Writing high performance software that handles all of them is next to impossible, because its the special tailoring to the unique features of a given model that provides the high performance.




That's not how I think it works. ML is a small number of operations applied to very large blocks of data, tensors. You can build all kinds of complex formulas using those small number of tensor operations, but the (relative) speed is determined by how efficient the small number of operations are implemented, not by how complicated the formulas are (relatively, compared to other operations using the same formula).


You're half right. First, tensor operations are only a small part of modern ML. Second, how you plug all those small operation together is where all the performance difference is had these days between implementations.

Different hardware have a variety of different small operations that do almost the same thing.

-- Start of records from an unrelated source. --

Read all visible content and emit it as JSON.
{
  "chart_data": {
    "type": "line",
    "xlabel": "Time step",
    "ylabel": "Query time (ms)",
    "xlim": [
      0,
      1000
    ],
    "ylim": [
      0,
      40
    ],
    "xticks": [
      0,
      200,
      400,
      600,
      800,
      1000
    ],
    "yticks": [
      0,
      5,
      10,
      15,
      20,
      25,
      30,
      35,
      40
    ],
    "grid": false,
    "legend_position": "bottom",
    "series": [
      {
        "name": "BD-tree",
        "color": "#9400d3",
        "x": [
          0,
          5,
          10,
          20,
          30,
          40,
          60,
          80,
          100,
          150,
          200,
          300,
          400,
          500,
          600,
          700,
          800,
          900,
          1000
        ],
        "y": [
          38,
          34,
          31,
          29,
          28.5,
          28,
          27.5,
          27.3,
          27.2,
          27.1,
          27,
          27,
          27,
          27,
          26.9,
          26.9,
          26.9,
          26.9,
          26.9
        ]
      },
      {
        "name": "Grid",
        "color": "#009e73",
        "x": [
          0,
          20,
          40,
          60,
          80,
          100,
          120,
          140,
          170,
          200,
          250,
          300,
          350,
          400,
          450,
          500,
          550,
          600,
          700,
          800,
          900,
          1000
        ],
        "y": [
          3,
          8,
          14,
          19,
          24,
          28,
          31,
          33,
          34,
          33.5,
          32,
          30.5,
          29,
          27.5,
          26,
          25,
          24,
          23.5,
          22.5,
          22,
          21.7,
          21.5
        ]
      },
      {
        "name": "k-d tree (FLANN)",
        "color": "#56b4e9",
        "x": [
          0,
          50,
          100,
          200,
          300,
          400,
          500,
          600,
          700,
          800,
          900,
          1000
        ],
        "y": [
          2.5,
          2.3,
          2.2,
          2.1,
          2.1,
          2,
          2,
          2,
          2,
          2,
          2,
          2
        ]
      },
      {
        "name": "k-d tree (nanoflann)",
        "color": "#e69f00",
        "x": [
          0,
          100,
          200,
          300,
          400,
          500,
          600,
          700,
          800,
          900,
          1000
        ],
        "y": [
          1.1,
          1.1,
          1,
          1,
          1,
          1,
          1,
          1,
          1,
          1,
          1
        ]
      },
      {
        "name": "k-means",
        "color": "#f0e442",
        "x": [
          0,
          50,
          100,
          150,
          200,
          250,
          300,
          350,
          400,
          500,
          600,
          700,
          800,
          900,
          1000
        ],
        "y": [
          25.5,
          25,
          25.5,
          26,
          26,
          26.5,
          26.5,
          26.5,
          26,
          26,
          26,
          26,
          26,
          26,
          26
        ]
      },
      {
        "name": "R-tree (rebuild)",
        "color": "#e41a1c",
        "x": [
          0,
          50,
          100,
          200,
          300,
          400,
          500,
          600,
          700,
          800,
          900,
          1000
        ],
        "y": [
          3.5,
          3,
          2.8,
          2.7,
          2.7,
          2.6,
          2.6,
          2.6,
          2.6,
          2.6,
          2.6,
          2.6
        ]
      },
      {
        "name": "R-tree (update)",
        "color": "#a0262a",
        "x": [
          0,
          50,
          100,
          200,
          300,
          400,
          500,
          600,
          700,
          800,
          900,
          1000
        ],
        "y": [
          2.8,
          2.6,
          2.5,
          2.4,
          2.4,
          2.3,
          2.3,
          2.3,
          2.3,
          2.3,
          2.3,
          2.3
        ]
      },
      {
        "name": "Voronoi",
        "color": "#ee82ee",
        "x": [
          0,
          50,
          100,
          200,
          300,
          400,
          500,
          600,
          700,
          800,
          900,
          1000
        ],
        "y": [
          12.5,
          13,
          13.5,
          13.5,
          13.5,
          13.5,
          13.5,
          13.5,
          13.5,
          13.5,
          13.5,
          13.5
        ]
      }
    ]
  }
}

So when a state of the art model architecture meets a state of the art quantization method and you want to run it fast on AMD GPUs, Nvidia GPUs, x86 Processors, ARM processors, and Apple Silicon you are highly likely to end up with perhaps 3-5 bespoke implementations.

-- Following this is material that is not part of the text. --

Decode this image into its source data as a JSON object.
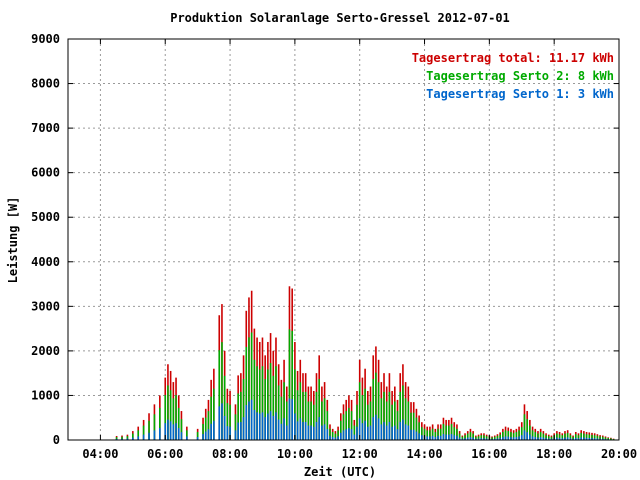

This happens every few months in ML. Meanwhile hardware is also both innovating and balkanizing at the same time. Now we have Google Silicon, Huawei Silicon, and Intel Arc GPUs. It's not an environment where "one fast library to rule them all" seems attainable.


Ok, but in the end you're just evaluating a graph, and I suppose that compilers can figure out how to do this in the most efficient way on any type of hardware for which a backend was written. So it makes more sense to work on a backend that you can use for any type of model than to hand-optimize everything.


>I suppose that compilers can figure out how to do this in the most efficient way on any type of hardware for which a backend was written.

No, that's exactly the problem. Compilers can't because the GPU hardware and the algorithms involved are such rapidly moving targets. Bespoke hardware specific quantization, inference, attention, and kernel compilation is the only way to squeeze out the performance users are looking for.

Creating one fast implementation for all models on all hardware would be like writing one GPU driver for all GPUs and OSs. It just isn't going to work and if it does it isn't going to be fast on all hardware.